Cela m'a énormément coûté que de rédiger ma lettre de lecteur. Bien des nuits, bien des jours, à retourner en tous sens ce qu'Edith me confiait et ce que je voyais, à discuter avec des parents et des proches de jeunes suicidés, à échanger avec des médecins confrontés aux demandes de morts assistées et avec certains qui ont pratiqué des euthanasies. Cela m’a plus que conforté dans la légitimité des demandes d’Edith. Cela m’a conforté au point de me demander si notre éthique ne devrait pas justement nous permettre d’accepter, en certains cas de souffrances inacceptables, le droit à une mort assistée. Et non nous retrancher derrière des arguments selon lesquels nous ne pouvons en aucun cas répondre positivement aux appels pour une mort assistée.
Edith avait consulté la Loi du 28 mai 2002 relative à l’euthanasie. Elle connaissait la teneur de son article 2. C’est pourquoi elle a été choquée et a crié à la discrimination entre maladies lorsque mon frère ainé, Jacques, un cardiologue, après avoir lutté durant deux ans contre plusieurs cancers, a été euthanasié. A cette nouvelle Edith est souvent revenu à la charge, pourquoi lui et pas moi.
Finalement, peut-être de guerre lasse, elle n'a plus parlé d'euthanasie. Mais elle a régulièrement parlé de suicide. Avec calme et sérénité. En précisant que non, cette fois-ci, elle ne se raterait plus! Tout le monde savait. Son départ est l’aboutissement d'une chronique d'une catastrophe plus qu'annoncée. L'aboutissement d'une non assistance à personne en souffrance. Ceci repose le lieu exact où devrait se situer le débat éthique.
Lorsqu’Edith parlait de l’euthanasie de son oncle, mon frère ainé, elle disait : « Pourquoi lui et pas moi ? Je souffre au moins autant que lui ! Non seulement il n’a pas du procéder lui-même en amateur, mais sa famille était autour de lui et il a pu dire au revoir à ceux qui lui étaient chers ! »
Pierre Pol Vincke, le père d'Edith
PS : deux réponses à l'article dans De Morgen méritent un détour:
Cher Pierrot, Je pleure. Ce que tu écris me bouleverse. Bien que je savais tout cela. Edith m’avait dit sa colère et sa révolte face au refus du corps médical de lui accorder l’euthanasie. C’est bien que tu aies fait connaitre son combat. Et tu le fais avec beaucoup de sensibilité, d’humilité aussi. Réalisons-nous jamais la difficulté du chemin de l’autre?
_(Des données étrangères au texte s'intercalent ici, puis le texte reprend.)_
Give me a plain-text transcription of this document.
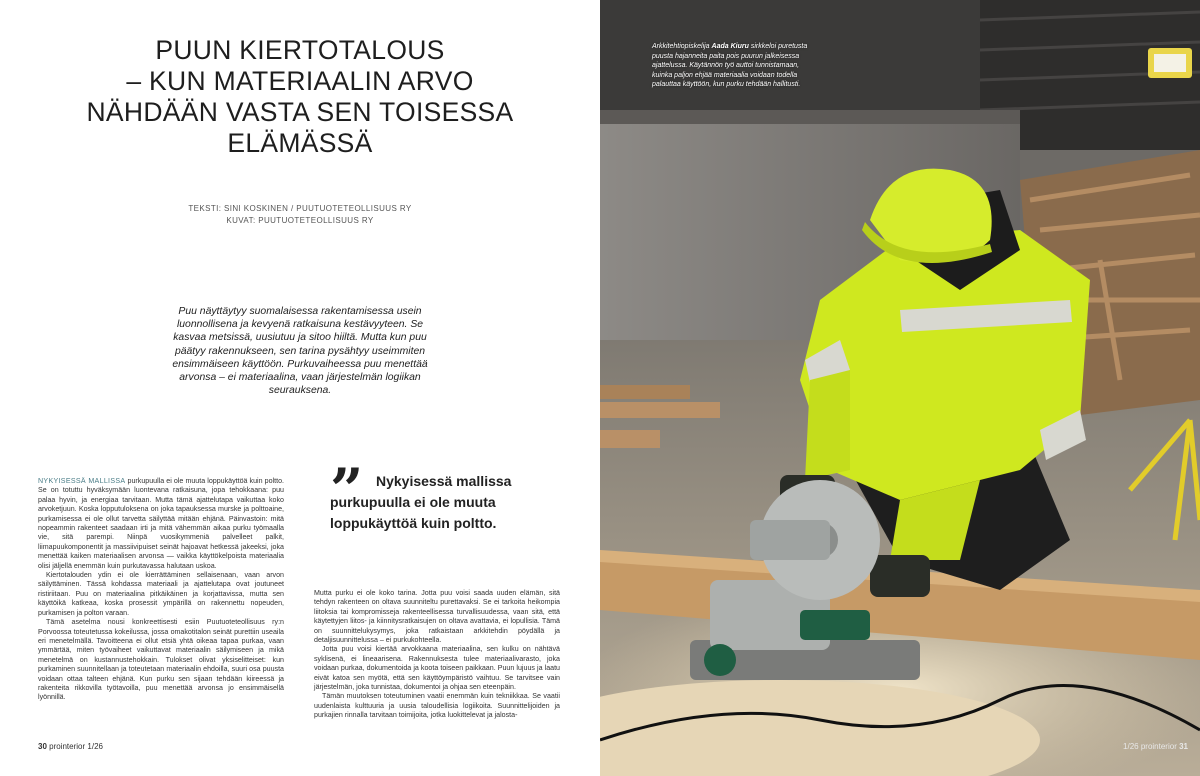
PUUN KIERTOTALOUS
– KUN MATERIAALIN ARVO
NÄHDÄÄN VASTA SEN TOISESSA
ELÄMÄSSÄ
TEKSTI: SINI KOSKINEN / PUUTUOTETEOLLISUUS RY
KUVAT: PUUTUOTETEOLLISUUS RY

Puu näyttäytyy suomalaisessa rakentamisessa usein luonnollisena ja kevyenä ratkaisuna kestävyyteen. Se kasvaa metsissä, uusiutuu ja sitoo hiiltä. Mutta kun puu päätyy rakennukseen, sen tarina pysähtyy useimmiten ensimmäiseen käyttöön. Purkuvaiheessa puu menettää arvonsa – ei materiaalina, vaan järjestelmän logiikan seurauksena.

NYKYISESSÄ MALLISSA purkupuulla ei ole muuta loppukäyttöä kuin poltto. Se on totuttu hyväksymään luontevana ratkaisuna, jopa tehokkaana: puu palaa hyvin, ja energiaa tarvitaan. Mutta tämä ajattelutapa vaikuttaa koko arvoketjuun. Koska lopputuloksena on joka tapauksessa murske ja polttoaine, purkamisessa ei ole ollut tarvetta säilyttää mitään ehjänä. Päinvastoin: mitä nopeammin rakenteet saadaan irti ja mitä vähemmän aikaa purku työmaalla vie, sitä parempi. Niinpä vuosikymmeniä palvelleet palkit, liimapuukomponentit ja massiivipuiset seinät hajoavat hetkessä jakeeksi, joka menettää kaiken materiaalisen arvonsa — vaikka käyttökelpoista materiaalia olisi jäljellä enemmän kuin purkutavassa halutaan uskoa.

Kiertotalouden ydin ei ole kierrättäminen sellaisenaan, vaan arvon säilyttäminen. Tässä kohdassa materiaali ja ajattelutapa ovat joutuneet ristiriitaan. Puu on materiaalina pitkäikäinen ja korjattavissa, mutta sen käyttöikä katkeaa, koska prosessit ympärillä on rakennettu nopeuden, purkamisen ja polton varaan.

Tämä asetelma nousi konkreettisesti esiin Puutuoteteollisuus ry:n Porvoossa toteutetussa kokeilussa, jossa omakotitalon seinät purettiin useaila eri menetelmällä. Tavoitteena ei ollut etsiä yhtä oikeaa tapaa purkaa, vaan ymmärtää, miten työvaiheet vaikuttavat materiaalin säilymiseen ja mikä menetelmä on kustannustehokkain. Tulokset olivat yksiselitteiset: kun purkaminen suunnitellaan ja toteutetaan materiaalin ehdoilla, suuri osa puusta voidaan ottaa talteen ehjänä. Kun purku sen sijaan tehdään kiireessä ja rakenteita rikkovilla työtavoilla, puu menettää arvonsa jo ensimmäisellä lyönnillä.

” Nykyisessä mallissa purkupuulla ei ole muuta loppukäyttöä kuin poltto.

Mutta purku ei ole koko tarina. Jotta puu voisi saada uuden elämän, sitä tehdyn rakenteen on oltava suunniteltu purettavaksi. Se ei tarkoita heikompia liitoksia tai kompromisseja rakenteellisessa turvallisuudessa, vaan sitä, että käytettyjen liitos- ja kiinnitysratkaisujen on oltava avattavia, ei lopullisia. Tämä on suunnittelukysymys, joka ratkaistaan arkkitehdin pöydällä ja detaljisuunnittelussa – ei purkukohteella.

Jotta puu voisi kiertää arvokkaana materiaalina, sen kulku on nähtävä syklisenä, ei lineaarisena. Rakennuksesta tulee materiaalivarasto, joka voidaan purkaa, dokumentoida ja koota toiseen paikkaan. Puun lujuus ja laatu eivät katoa sen myötä, että sen käyttöympäristö vaihtuu. Se tarvitsee vain järjestelmän, joka tunnistaa, dokumentoi ja ohjaa sen eteenpäin.

Tämän muutoksen toteutuminen vaatii enemmän kuin tekniikkaa. Se vaatii uudenlaista kulttuuria ja uusia taloudellisia logiikoita. Suunnittelijoiden ja purkajien rinnalla tarvitaan toimijoita, jotka luokittelevat ja jalosta-

30 prointerior 1/26
Arkkitehtiopiskelija Aada Kiuru sirkkeloi puretusta puusta hajanneita paita pois puurun jalkeisessa ajattelussa. Käytännön työ auttoi tunnistamaan, kuinka paljon ehjää materiaalia voidaan todella palauttaa käyttöön, kun purku tehdään hallitusti.
1/26 prointerior 31
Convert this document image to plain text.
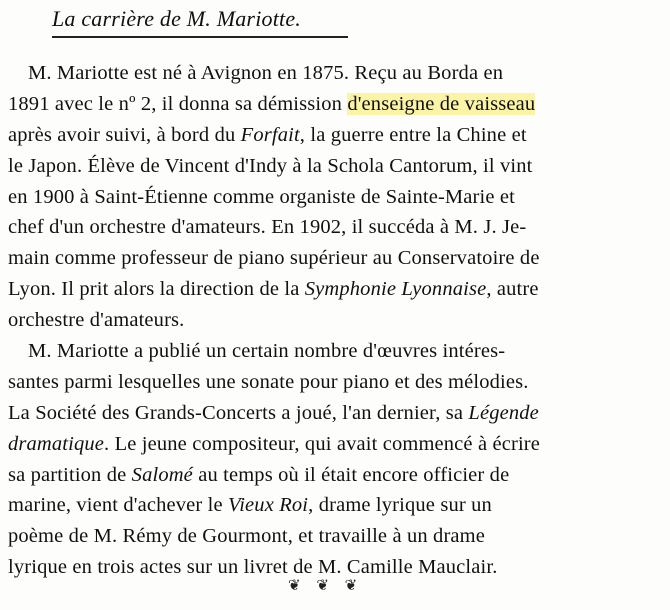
La carrière de M. Mariotte.
M. Mariotte est né à Avignon en 1875. Reçu au Borda en
1891 avec le nº 2, il donna sa démission d'enseigne de vaisseau
après avoir suivi, à bord du Forfait, la guerre entre la Chine et
le Japon. Élève de Vincent d'Indy à la Schola Cantorum, il vint
en 1900 à Saint-Étienne comme organiste de Sainte-Marie et
chef d'un orchestre d'amateurs. En 1902, il succéda à M. J. Je-
main comme professeur de piano supérieur au Conservatoire de
Lyon. Il prit alors la direction de la Symphonie Lyonnaise, autre
orchestre d'amateurs.
M. Mariotte a publié un certain nombre d'œuvres intéres-
santes parmi lesquelles une sonate pour piano et des mélodies.
La Société des Grands-Concerts a joué, l'an dernier, sa Légende
dramatique. Le jeune compositeur, qui avait commencé à écrire
sa partition de Salomé au temps où il était encore officier de
marine, vient d'achever le Vieux Roi, drame lyrique sur un
poème de M. Rémy de Gourmont, et travaille à un drame
lyrique en trois actes sur un livret de M. Camille Mauclair.
❦ ❦ ❦
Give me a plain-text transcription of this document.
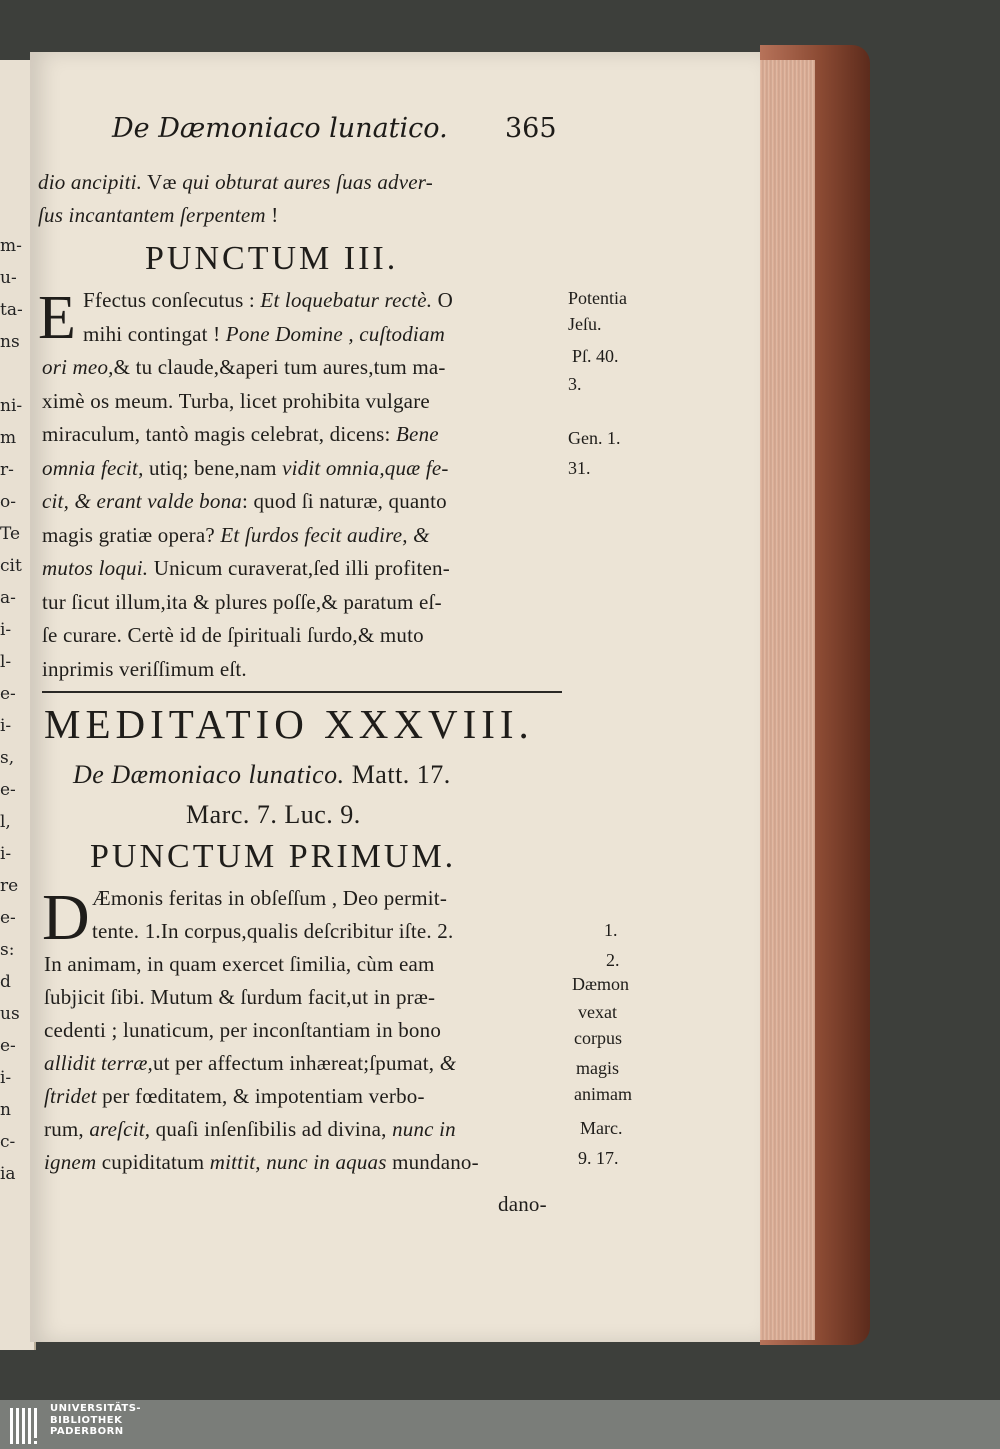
m-
u-
ta-
ns
ni-
m
r-
o-
Te
cit
a-
i-
l-
e-
i-
s,
e-
l,
i-
re
e-
s:
d
us
e-
i-
n
c-
ia
De Dæmoniaco lunatico. 365
dio ancipiti. Væ qui obturat aures ſuas adver-
ſus incantantem ſerpentem !
PUNCTUM III.
E Ffectus conſecutus : Et loquebatur rectè. O
mihi contingat ! Pone Domine , cuſtodiam
ori meo,& tu claude,&aperi tum aures,tum ma-
ximè os meum. Turba, licet prohibita vulgare
miraculum, tantò magis celebrat, dicens: Bene
omnia fecit, utiq; bene,nam vidit omnia,quæ fe-
cit, & erant valde bona: quod ſi naturæ, quanto
magis gratiæ opera? Et ſurdos fecit audire, &
mutos loqui. Unicum curaverat,ſed illi profiten-
tur ſicut illum,ita & plures poſſe,& paratum eſ-
ſe curare. Certè id de ſpirituali ſurdo,& muto
inprimis veriſſimum eſt.
Potentia
Jeſu.
Pſ. 40.
3.
Gen. 1.
31.
MEDITATIO XXXVIII.
De Dæmoniaco lunatico. Matt. 17.
Marc. 7. Luc. 9.
PUNCTUM PRIMUM.
D Æmonis feritas in obſeſſum , Deo permit-
tente. 1.In corpus,qualis deſcribitur iſte. 2.
In animam, in quam exercet ſimilia, cùm eam
ſubjicit ſibi. Mutum & ſurdum facit,ut in præ-
cedenti ; lunaticum, per inconſtantiam in bono
allidit terræ,ut per affectum inhæreat;ſpumat, &
ſtridet per fœditatem, & impotentiam verbo-
rum, areſcit, quaſi inſenſibilis ad divina, nunc in
ignem cupiditatum mittit, nunc in aquas mundano-
1.
2.
Dæmon
vexat
corpus
magis
animam
Marc.
9. 17.
dano-
UNIVERSITÄTS-
BIBLIOTHEK
PADERBORN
Il est des messages quasi impossibles à ‘entendre’. L’euthanasie est très choquante et l’accorder à un être que nous aimons alors qu’à travers tout nous espérons qu’il s’en sorte peut être au dessus de nos forces et de notre entendement. L’espoir peut être la plus belle mais aussi la pire des choses. Rétrospectivement, vu la violence avec laquelle Edith a mis fin à ses souffrances, c’est vrai que sa demande aurait dû être entendue. Elle aurait pu vivre une mort paisible.
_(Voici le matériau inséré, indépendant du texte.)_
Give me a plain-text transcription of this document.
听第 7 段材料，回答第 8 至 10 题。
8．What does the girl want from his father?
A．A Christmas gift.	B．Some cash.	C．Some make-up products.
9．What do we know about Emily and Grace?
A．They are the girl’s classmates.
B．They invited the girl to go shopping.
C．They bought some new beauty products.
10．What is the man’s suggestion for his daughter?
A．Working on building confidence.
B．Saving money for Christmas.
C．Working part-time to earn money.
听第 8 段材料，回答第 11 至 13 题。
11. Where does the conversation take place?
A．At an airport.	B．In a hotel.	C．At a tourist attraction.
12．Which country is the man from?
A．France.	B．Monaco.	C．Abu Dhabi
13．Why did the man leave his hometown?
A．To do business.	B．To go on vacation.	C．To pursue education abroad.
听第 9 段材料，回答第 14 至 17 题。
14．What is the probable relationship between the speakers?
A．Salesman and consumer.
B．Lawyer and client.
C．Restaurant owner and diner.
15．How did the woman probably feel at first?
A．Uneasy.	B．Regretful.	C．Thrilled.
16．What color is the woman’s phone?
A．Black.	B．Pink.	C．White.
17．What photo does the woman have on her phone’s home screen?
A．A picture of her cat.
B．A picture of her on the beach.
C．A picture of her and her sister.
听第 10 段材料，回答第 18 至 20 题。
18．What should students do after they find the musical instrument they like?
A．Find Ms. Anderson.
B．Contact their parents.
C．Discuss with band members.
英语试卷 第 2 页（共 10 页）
Bonjour Pierrot, J'ai lu ton article très émouvant à propos d'Edith et de sa volonté d'euthanasie. Votre histoire (à toute votre famille) est très touchante. Parfois, les mots qui viennent sont "crus" ou durs et on n'ose pas les dire. La dernière fois que j'ai vue Edith à Schaerbeek au marché (avec son groupe de patients de Titeka), j'ai eu cette impression bizarre qu'on la forçait à vivre en la "bourrant" de médicaments. Ce qui ne l'empêchait pas d'être pétillante. Elle n'était pas triste ou désespérée. Seulement elle semblait dépossédée d'elle même. Elle donnait l'impression que "la société" ne voulait pas reconnaître sa volonté ou son choix. Elle me donnait l'impression d'être dans une cage invisible de médicaments. Ça m'a vraiment donné froid dans le dos. Est-ce que le moment venu on me forcerait aussi à une situation que je ne souhaite pas. Quand j'ai appris la mort d'Edith, j'ai vraiment eu le sentiment que ça devait être un soulagement pour elle.